The representative of Turkey said many refugees living outside Syria are afraid to return, as they face severe risks and insecurity within the country’s borders. Noting that Turkey hosts 4 million Syrians and helps ensure that life‑saving humanitarian aid reaches millions more living inside the country, he said it also continues to combat multiple terrorist organizations. Condemning the barbaric attack on Al Atareb Surgical Hospital on 21 March, which was the latest example of the war crimes being perpetrated in Syria, he spotlighted the country’s massive humanitarian needs and the large amount of aid being delivered through the cross-border assistance mechanism. In the coming months, COVID-19 vaccines will also require delivery. “We have no time to waste,” he stressed, pointing out that unilateral initiatives lack the support of the local population. Echoing the briefers’ description of the Bab al-Hawa operation as the most scrutinized humanitarian system in the world, he rejected accusations levelled against it by several delegations today. It is time for all Council members to really show that they care about the Syrian people and reauthorize that crossing for another year, he said, adding that “this is a fight between right and wrong” with millions of lives at stake.

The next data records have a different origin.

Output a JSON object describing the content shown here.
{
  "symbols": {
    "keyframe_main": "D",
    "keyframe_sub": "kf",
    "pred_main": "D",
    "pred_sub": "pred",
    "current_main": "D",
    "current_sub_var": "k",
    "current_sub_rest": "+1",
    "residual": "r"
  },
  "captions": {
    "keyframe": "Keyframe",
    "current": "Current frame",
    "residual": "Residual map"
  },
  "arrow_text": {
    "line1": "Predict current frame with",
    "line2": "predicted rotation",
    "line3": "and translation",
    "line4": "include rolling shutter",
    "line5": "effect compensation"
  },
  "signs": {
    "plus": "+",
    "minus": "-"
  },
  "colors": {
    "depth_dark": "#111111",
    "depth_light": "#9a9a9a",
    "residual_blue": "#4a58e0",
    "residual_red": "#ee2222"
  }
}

The representative of Iran said that humanitarian assistance, while a high priority, is no substitute for fundamental measures needed to ensure lasting peace, security and stability in Syria. That country’s sovereignty and territorial integrity must be ensured through the uprooting of all terrorists, the withdrawal of uninvited foreign forces and an end to occupation. Steps must also be taken to rebuild critical infrastructure and improve conditions for the return of refugees. While there can be no military solution, a political solution cannot be achieved in isolation or overnight, he said, adding that progress on that front must not be a precondition for movement in other areas. Politicizing humanitarian assistance and the return of refugees and internally displaced persons, or imposing unilateral sanctions, will only prolong the crisis. Calling for an end to sanctions, he said that Iran will continue to support a truly Syrian-led and Syrian-owned political process, facilitated by the United Nations, while also helping the people and Government of Syria to restore the country’s unity and territorial integrity.
The representative of the Russian Federation, taking the floor a second time, responded to the United Kingdom’s remarks concerning the White Helmets, saying that Western members of the Council prefer not to notice the uncomfortable truth about that group’s links to terrorists. He added that he understood the need for some Council members to justify support for Syrian opposition groups to taxpayers, but such matters do not need to be brought to the Council’s attention.